LONDON, Aug 6 (Reuters) - Miner and trader Glencore ( GLCNF )
said on Wednesday that its long-term strategy could
involve the sale of its 16.4% stake in enlarged global
agribusiness Bunge Global ( BG ) some time in the future.
Glencore ( GLCNF ) became the owner of the 16.4% stake after Bunge
closed a long-delayed deal to merge with Glencore ( GLCNF )-backed grain
handler Viterra in July, two years after announcing the $34
billion mega-deal.
"The agriculture business is not necessarily consistent with
our business model," Glencore ( GLCNF ) CEO Gary Nagle told a media call
on Wednesday after the company released its first-half financial
results. "Having a 16.4% shareholding in Bunge is probably not
something that would be for Glencore ( GLCNF ) in the long term."

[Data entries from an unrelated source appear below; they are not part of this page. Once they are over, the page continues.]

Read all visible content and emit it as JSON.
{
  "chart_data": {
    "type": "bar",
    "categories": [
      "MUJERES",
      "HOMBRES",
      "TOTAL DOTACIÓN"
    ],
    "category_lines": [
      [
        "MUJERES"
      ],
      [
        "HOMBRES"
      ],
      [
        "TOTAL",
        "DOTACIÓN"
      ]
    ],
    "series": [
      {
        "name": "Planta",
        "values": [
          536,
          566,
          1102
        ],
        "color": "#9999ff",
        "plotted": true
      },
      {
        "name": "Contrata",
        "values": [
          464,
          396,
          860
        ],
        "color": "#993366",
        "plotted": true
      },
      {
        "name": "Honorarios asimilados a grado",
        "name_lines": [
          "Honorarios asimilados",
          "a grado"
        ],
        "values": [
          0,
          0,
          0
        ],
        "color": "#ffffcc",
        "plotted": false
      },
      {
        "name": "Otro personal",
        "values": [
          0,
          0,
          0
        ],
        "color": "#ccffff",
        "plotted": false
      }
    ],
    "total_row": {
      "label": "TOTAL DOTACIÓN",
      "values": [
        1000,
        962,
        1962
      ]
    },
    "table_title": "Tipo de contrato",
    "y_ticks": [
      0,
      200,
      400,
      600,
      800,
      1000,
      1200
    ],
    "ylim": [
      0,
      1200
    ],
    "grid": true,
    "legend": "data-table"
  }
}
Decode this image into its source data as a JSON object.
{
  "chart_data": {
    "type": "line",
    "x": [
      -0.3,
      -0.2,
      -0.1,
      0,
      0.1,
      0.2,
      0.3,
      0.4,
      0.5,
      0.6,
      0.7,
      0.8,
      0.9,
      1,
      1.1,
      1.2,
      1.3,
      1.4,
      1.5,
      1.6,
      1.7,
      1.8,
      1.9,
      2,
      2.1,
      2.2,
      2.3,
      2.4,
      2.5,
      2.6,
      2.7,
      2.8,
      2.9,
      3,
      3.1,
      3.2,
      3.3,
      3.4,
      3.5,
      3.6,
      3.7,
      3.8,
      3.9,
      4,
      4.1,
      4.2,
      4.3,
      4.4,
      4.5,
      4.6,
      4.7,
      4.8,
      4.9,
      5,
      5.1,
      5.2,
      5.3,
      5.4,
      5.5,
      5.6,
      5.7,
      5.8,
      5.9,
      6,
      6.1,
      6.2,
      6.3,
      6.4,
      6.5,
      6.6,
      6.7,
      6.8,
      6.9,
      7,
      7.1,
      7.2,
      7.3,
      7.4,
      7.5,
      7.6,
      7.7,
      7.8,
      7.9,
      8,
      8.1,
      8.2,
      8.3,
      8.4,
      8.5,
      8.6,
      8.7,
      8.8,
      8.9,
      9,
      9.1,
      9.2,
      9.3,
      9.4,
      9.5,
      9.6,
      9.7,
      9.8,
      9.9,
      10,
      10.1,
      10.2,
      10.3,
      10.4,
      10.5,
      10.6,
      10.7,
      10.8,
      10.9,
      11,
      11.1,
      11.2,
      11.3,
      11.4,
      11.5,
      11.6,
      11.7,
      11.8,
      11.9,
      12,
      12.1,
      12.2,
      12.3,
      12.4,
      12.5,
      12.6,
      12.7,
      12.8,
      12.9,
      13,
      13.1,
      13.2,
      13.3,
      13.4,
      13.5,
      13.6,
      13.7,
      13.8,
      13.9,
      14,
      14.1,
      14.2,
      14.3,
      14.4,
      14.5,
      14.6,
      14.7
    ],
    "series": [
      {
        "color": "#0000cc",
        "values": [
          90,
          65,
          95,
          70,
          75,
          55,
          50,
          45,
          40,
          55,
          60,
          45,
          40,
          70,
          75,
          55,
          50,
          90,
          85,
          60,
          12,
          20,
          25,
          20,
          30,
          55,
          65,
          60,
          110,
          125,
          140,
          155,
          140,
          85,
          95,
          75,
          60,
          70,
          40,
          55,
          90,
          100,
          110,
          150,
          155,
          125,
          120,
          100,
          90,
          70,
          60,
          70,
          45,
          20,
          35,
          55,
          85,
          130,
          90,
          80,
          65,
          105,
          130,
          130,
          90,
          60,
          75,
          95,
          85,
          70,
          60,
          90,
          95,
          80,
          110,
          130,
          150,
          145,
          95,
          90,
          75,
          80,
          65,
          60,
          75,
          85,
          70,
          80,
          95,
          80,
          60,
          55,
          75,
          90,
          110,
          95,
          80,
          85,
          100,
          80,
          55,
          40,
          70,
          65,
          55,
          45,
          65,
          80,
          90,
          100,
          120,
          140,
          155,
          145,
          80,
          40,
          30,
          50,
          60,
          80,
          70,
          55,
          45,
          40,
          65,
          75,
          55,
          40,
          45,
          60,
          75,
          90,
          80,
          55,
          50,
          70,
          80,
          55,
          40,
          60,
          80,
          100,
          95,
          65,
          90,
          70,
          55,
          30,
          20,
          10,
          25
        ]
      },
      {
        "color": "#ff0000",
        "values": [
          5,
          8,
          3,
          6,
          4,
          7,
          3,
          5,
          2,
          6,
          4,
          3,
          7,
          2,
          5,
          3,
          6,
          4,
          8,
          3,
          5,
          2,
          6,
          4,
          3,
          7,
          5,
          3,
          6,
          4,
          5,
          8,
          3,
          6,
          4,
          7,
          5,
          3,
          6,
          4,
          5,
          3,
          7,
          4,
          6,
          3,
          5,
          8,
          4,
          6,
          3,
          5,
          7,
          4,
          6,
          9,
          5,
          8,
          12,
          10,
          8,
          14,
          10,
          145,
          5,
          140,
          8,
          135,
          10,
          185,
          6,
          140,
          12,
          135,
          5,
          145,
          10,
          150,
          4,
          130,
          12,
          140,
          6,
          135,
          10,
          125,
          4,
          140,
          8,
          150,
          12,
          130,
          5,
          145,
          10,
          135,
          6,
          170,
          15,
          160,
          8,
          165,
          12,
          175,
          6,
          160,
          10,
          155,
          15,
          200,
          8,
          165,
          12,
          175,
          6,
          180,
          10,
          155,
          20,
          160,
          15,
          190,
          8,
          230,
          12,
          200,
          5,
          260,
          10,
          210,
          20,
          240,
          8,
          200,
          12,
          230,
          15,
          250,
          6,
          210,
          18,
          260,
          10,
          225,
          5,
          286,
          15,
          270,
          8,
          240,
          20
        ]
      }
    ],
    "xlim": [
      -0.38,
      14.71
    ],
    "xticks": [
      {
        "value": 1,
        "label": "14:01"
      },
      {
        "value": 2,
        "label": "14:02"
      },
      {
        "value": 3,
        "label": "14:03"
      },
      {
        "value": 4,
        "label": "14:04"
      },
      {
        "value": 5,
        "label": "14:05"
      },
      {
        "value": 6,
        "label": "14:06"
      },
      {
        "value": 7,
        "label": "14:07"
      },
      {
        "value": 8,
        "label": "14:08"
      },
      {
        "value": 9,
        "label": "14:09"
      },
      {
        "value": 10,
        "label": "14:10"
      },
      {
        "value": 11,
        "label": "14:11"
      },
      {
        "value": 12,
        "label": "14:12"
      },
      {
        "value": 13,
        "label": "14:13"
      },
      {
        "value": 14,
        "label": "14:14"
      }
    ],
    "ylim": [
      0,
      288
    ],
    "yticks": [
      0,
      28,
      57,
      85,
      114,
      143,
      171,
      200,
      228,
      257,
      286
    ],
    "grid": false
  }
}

He added that this did not mean Glencore ( GLCNF ) would be in a rush
to sell the stake, and if it ever decided to do that "we would
do it in absolute collaboration and conjunction with Bunge, its
board and its management".
The merger with Viterra enhanced Bunge's grain exporting and
oilseed processing businesses in the United States and expanded
Bunge's export capacity and physical grain storage and handling
footprint in major wheat suppliers Canada and Australia,
according to analysts.
Glencore's ( GLCNF ) aim is to maximise the value of this investment,
while the possible "exit of that at some stage in the future
would be done very smartly and carefully to ensure that we
preserve that value," the CEO added.
Glencore ( GLCNF ) said on July 2 that its 16.4% stake in enlarged
Bunge had a market value of $2.6 billion at the deal close, and
that those shares were viewed by the miner as a surplus capital.